Ich freue mich auf Ihr Kommen. 

Herzlich Willkommen unterwegs

auf dieser Seite werde ich in regelmäßigen Abständen meine Gedankenreisen zum Thema Gehen und gut gehen mit Ihnen teilen. 

Ich starte mit dem Wort „Gedankenreise“, denn Gehen und Denken sind eng miteinander verbunden. Diese Verbindung wurde schon in der Antike praktiziert. Denken geht leichter in Bewegung. Das läßt sich hervorragend in meiner interaktiven Performance MIT GEHEN erfahren. Gemeinsam mit den Teilnehmern spaziere ich durch einen leeren Raum, den ich nach und nach mit Denkanstößen fülle, bis die Mitgehenden in Gedankenfluß kommen und das aktive Denken seinen Weg nimmt.

Gehen und Denken findet sich auch als Element in ÉCOLEFLÂNEURS – Schule des Flanierens  wieder, einem gemeinsamen Projekt von Thomas Schütt und mir (zuletzt im September 2018 im Museum Barberini, Potsdam). Die Stadt ist hierbei Impulsgeber, erzählt Geschichten, die sich mit den Gedankenfilmen der Flaneure mischen. Dabei eröffnet die durchgehend entschleunigte Bewegung neue Perspektiven. Vor allem in einer Welt, die längst Bühne ist und das Leben zur Dauerperformance tendiert.

Bei beiden Projekten ist man unterwegs.

Leben ist unterwegs sein.

Unterwegs sind wir in so vielen Bereichen…im Alltag, in der Arbeit, mit der Arbeit, zuhause, in der Stadt, in den Straßen, im Park, in Shopping Centern, in Museen, im öffentlichen Nahverkehr, mit dem Auto oder Flugzeug – mal zu Fuß, mal im Sitzen. Wir hetzen, joggen, wandern, bummeln, flanieren. Unterwegs durch den Tag, am Abend, nächtlich in Träumen. In der Freizeit, im Urlaub, anderen Ländern, am Meer, in den Bergen. Unterwegs in Ideen, Gedanken, der Phantasie und Emotionen. Unterwegs in Aufgaben, Pflichten, Verantwortung. In der Realität, in der Kunst.

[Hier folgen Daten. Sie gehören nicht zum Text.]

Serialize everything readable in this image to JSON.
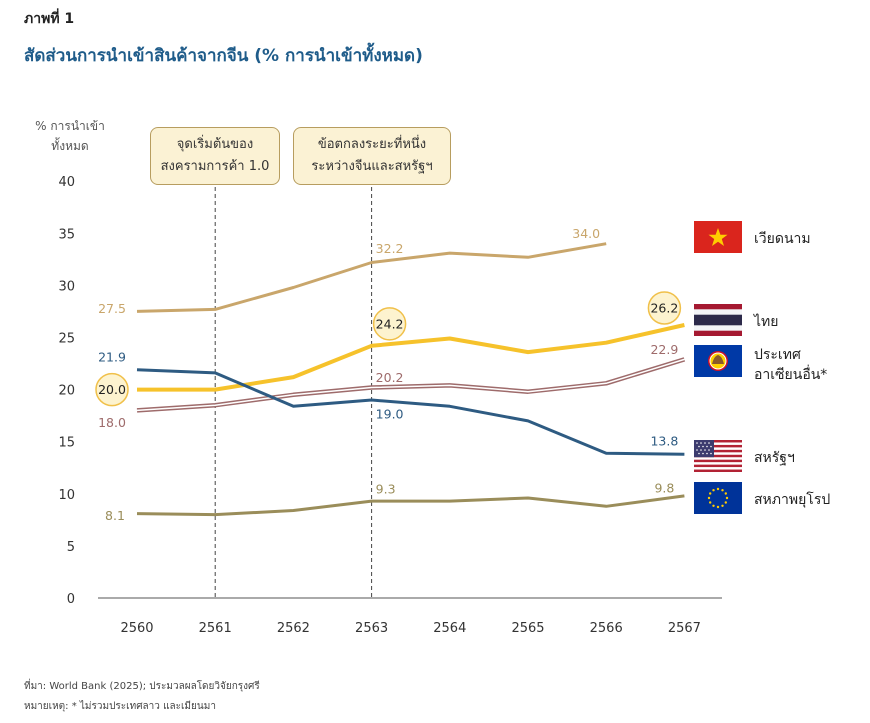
{
  "figure_label": "ภาพที่ 1",
  "title": "สัดส่วนการนำเข้าสินค้าจากจีน (% การนำเข้าทั้งหมด)",
  "ylabel_line1": "% การนำเข้า",
  "ylabel_line2": "ทั้งหมด",
  "callouts": [
    {
      "line1": "จุดเริ่มต้นของ",
      "line2": "สงครามการค้า 1.0",
      "year": "2561"
    },
    {
      "line1": "ข้อตกลงระยะที่หนึ่ง",
      "line2": "ระหว่างจีนและสหรัฐฯ",
      "year": "2563"
    }
  ],
  "chart_data": {
    "type": "line",
    "x": [
      "2560",
      "2561",
      "2562",
      "2563",
      "2564",
      "2565",
      "2566",
      "2567"
    ],
    "ylim": [
      0,
      40
    ],
    "yticks": [
      0,
      5,
      10,
      15,
      20,
      25,
      30,
      35,
      40
    ],
    "grid": false,
    "series": [
      {
        "name": "เวียดนาม",
        "color": "#c9a66b",
        "width": 3,
        "values": [
          27.5,
          27.7,
          29.8,
          32.2,
          33.1,
          32.7,
          34.0,
          null
        ],
        "labels": [
          {
            "i": 0,
            "text": "27.5"
          },
          {
            "i": 3,
            "text": "32.2"
          },
          {
            "i": 6,
            "text": "34.0"
          }
        ]
      },
      {
        "name": "ไทย",
        "color": "#f6c22b",
        "width": 4,
        "values": [
          20.0,
          20.0,
          21.2,
          24.2,
          24.9,
          23.6,
          24.5,
          26.2
        ],
        "labels": [
          {
            "i": 0,
            "text": "20.0",
            "circle": true
          },
          {
            "i": 3,
            "text": "24.2",
            "circle": true
          },
          {
            "i": 7,
            "text": "26.2",
            "circle": true
          }
        ]
      },
      {
        "name": "ประเทศอาเซียนอื่น*",
        "color": "#9e6b6b",
        "width": 3,
        "outline": true,
        "values": [
          18.0,
          18.5,
          19.5,
          20.2,
          20.4,
          19.8,
          20.6,
          22.9
        ],
        "labels": [
          {
            "i": 0,
            "text": "18.0"
          },
          {
            "i": 3,
            "text": "20.2"
          },
          {
            "i": 7,
            "text": "22.9"
          }
        ]
      },
      {
        "name": "สหรัฐฯ",
        "color": "#2e5b82",
        "width": 3,
        "values": [
          21.9,
          21.6,
          18.4,
          19.0,
          18.4,
          17.0,
          13.9,
          13.8
        ],
        "labels": [
          {
            "i": 0,
            "text": "21.9"
          },
          {
            "i": 3,
            "text": "19.0"
          },
          {
            "i": 7,
            "text": "13.8"
          }
        ]
      },
      {
        "name": "สหภาพยุโรป",
        "color": "#9a8d5a",
        "width": 3,
        "values": [
          8.1,
          8.0,
          8.4,
          9.3,
          9.3,
          9.6,
          8.8,
          9.8
        ],
        "labels": [
          {
            "i": 0,
            "text": "8.1"
          },
          {
            "i": 3,
            "text": "9.3"
          },
          {
            "i": 7,
            "text": "9.8"
          }
        ]
      }
    ],
    "vlines": [
      "2561",
      "2563"
    ]
  },
  "legend": [
    {
      "label": "เวียดนาม",
      "flag": "vietnam-flag"
    },
    {
      "label": "ไทย",
      "flag": "thailand-flag"
    },
    {
      "label_line1": "ประเทศ",
      "label_line2": "อาเซียนอื่น*",
      "flag": "asean-flag"
    },
    {
      "label": "สหรัฐฯ",
      "flag": "usa-flag"
    },
    {
      "label": "สหภาพยุโรป",
      "flag": "eu-flag"
    }
  ],
  "source": "ที่มา: World Bank (2025); ประมวลผลโดยวิจัยกรุงศรี",
  "note": "หมายเหตุ: * ไม่รวมประเทศลาว และเมียนมา"
}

Unterwegs in bestimmten oder besonderen Umständen und Situationen.

Unterwegs im Augenblick.

Gegenwart und Situation sind so flüchtig wie nie. Geschwindigkeit ist alles. Das Gehen wird körperloser, lustloser. Wir sind unterwegs mit der eigenen Fernbedienung und steuern uns digital durch das Leben. Leben aber ist Bewegung.

Bleiben wir unterwegs und genießen uns selbst in gutem Gehen.

Gehen ist ein Prozess in endloser Gegenwart. Solange man geht, geht man. Und immer geht man jetzt.